10. The composition of claim 1 wherein the solid particulates comprise zero valent iron particles.

11. The composition of claim 10 wherein the water-miscible non-aqueous liquid phase is glycerol and the composition is an oil-in-glycerol emulsion.

12. A method of preparing a groundwater remediation product comprising:

mixing oil droplets, a water-miscible non-aqueous liquid phase, and solid particulates contained in the water-miscible non-aqueous liquid phase to form a composition.

13. The method of claim 12 further comprising adding a thickener to the composition.

14. The method of claim 12 wherein the solid particulates comprise zero valent iron particles.

15. The method of claim 14 further comprising adding the zero valent iron particles to glycerol to form a glycerol and iron mixture.

16. The method of claim 15 further comprising adding a surfactant to the glycerol and iron mixture to form an oil-in-glycerol emulsion.

17. The method of claim 12 further comprising:

applying the composition into one or more of: soil and groundwater.
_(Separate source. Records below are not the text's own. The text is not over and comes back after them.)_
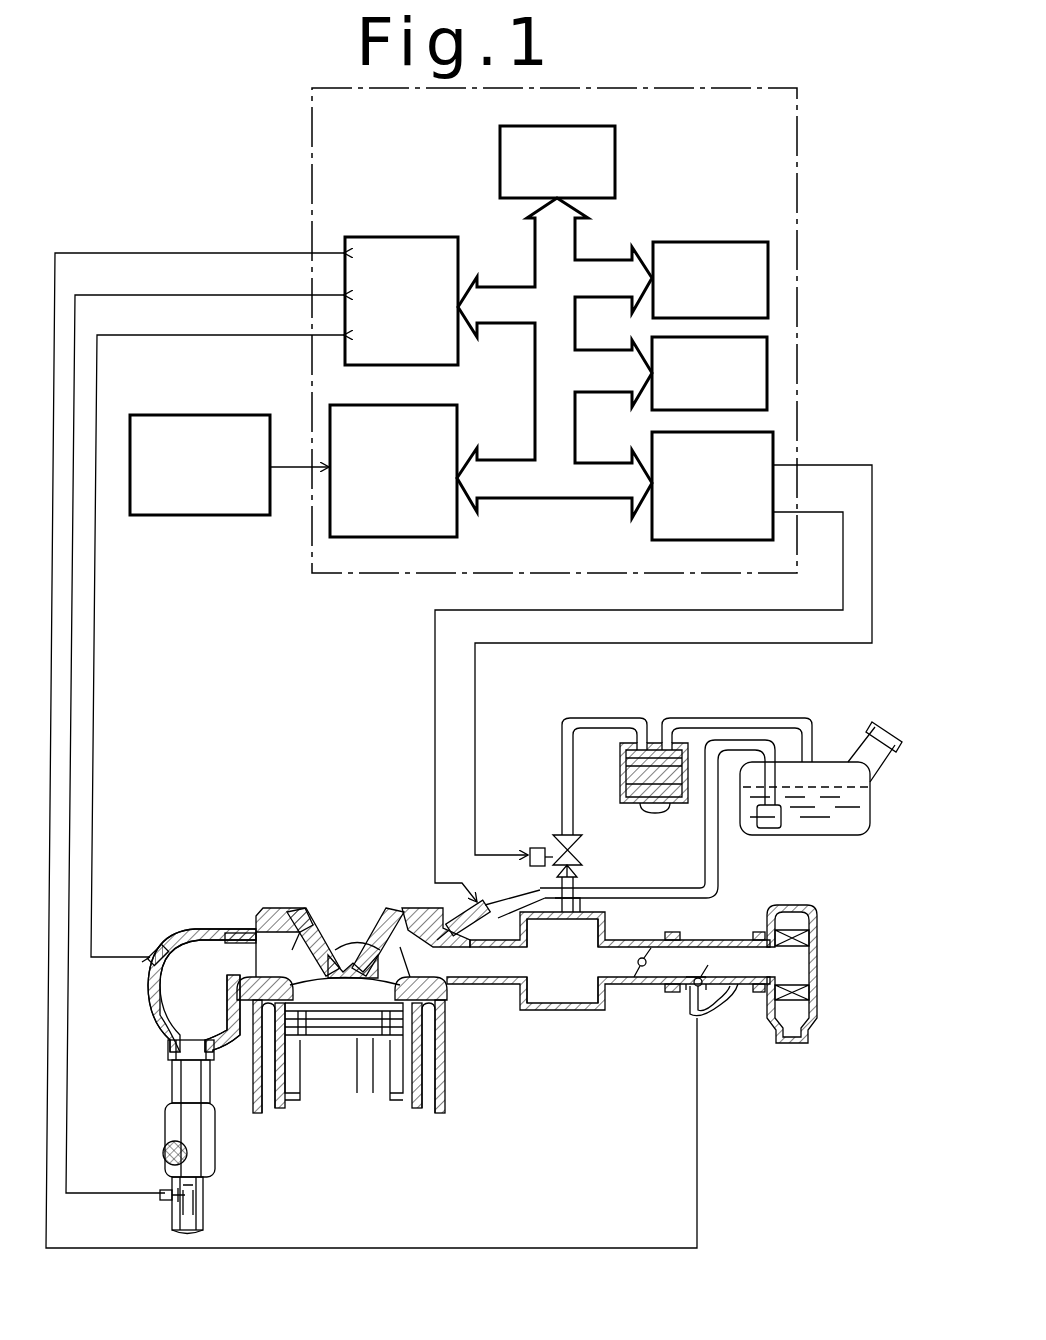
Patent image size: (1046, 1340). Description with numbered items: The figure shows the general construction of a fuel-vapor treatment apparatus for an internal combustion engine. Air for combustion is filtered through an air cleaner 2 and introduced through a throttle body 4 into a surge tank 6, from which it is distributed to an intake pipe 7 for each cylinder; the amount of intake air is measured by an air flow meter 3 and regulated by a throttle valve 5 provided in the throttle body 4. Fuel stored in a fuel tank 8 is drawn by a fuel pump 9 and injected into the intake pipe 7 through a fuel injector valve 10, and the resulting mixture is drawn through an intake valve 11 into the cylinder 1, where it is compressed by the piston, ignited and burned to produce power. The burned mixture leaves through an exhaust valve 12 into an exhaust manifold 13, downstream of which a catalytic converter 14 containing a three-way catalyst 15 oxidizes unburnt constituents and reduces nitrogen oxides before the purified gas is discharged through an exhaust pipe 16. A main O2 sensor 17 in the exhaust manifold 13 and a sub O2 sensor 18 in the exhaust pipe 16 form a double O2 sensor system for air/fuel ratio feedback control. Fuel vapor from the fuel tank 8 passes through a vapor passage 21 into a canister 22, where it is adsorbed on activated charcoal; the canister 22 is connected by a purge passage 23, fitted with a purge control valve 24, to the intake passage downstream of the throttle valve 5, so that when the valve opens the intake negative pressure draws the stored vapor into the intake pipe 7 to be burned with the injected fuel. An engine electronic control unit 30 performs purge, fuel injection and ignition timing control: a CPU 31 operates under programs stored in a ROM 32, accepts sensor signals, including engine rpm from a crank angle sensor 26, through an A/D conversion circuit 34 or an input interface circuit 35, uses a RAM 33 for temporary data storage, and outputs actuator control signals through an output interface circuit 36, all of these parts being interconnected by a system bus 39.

The cylinder 1 is at (444, 1086).
The air cleaner 2 is at (817, 980).
The air flow meter 3 is at (718, 1010).
The throttle body 4 is at (628, 942).
The throttle valve 5 is at (641, 968).
The surge tank 6 is at (558, 1012).
The intake pipe 7 is at (505, 982).
The fuel tank 8 is at (822, 838).
The fuel pump 9 is at (769, 830).
The fuel injector valve 10 is at (493, 918).
The intake valve 11 is at (357, 945).
The exhaust valve 12 is at (263, 912).
The exhaust manifold 13 is at (190, 938).
The catalytic converter 14 is at (175, 1125).
The three-way catalyst 15 is at (163, 1153).
The exhaust pipe 16 is at (205, 1205).
The main O2 sensor 17 is at (150, 950).
The sub O2 sensor 18 is at (165, 1202).
The vapor passage 21 is at (745, 720).
The canister 22 is at (682, 820).
The purge passage 23 is at (570, 803).
The purge control valve 24 is at (535, 848).
The crank angle sensor 26 is at (222, 425).
The engine electronic control unit 30 is at (800, 213).
The CPU 31 is at (615, 170).
The ROM 32 is at (725, 248).
The RAM 33 is at (762, 372).
The A/D conversion circuit 34 is at (407, 245).
The input interface circuit 35 is at (418, 415).
The output interface circuit 36 is at (765, 447).
The system bus 39 is at (572, 243).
18. A method of groundwater remediation, comprising:

diluting a composition with water in a mass ratio of 0 to 99% water and adding a chemical dispersant such that the composition becomes an aqueous product, the composition comprising oil droplets, a water-miscible non-aqueous liquid phase, and one or more solid particulates including zero valent iron particles, the oil droplets and the solid particulates being contained within the water-miscible non-aqueous liquid phase; and

applying the aqueous product to one or more of: soil and groundwater.

19. The method of claim 18 wherein the applying step comprises injecting the aqueous product through metal rods with perforations or through screened wells at pressures ranging from 0 to 1000 psi.

20. The method of claim 18 wherein the applying step comprises inserting the aqueous product into the soil or groundwater by one or more of: gravity feed and soil mixing.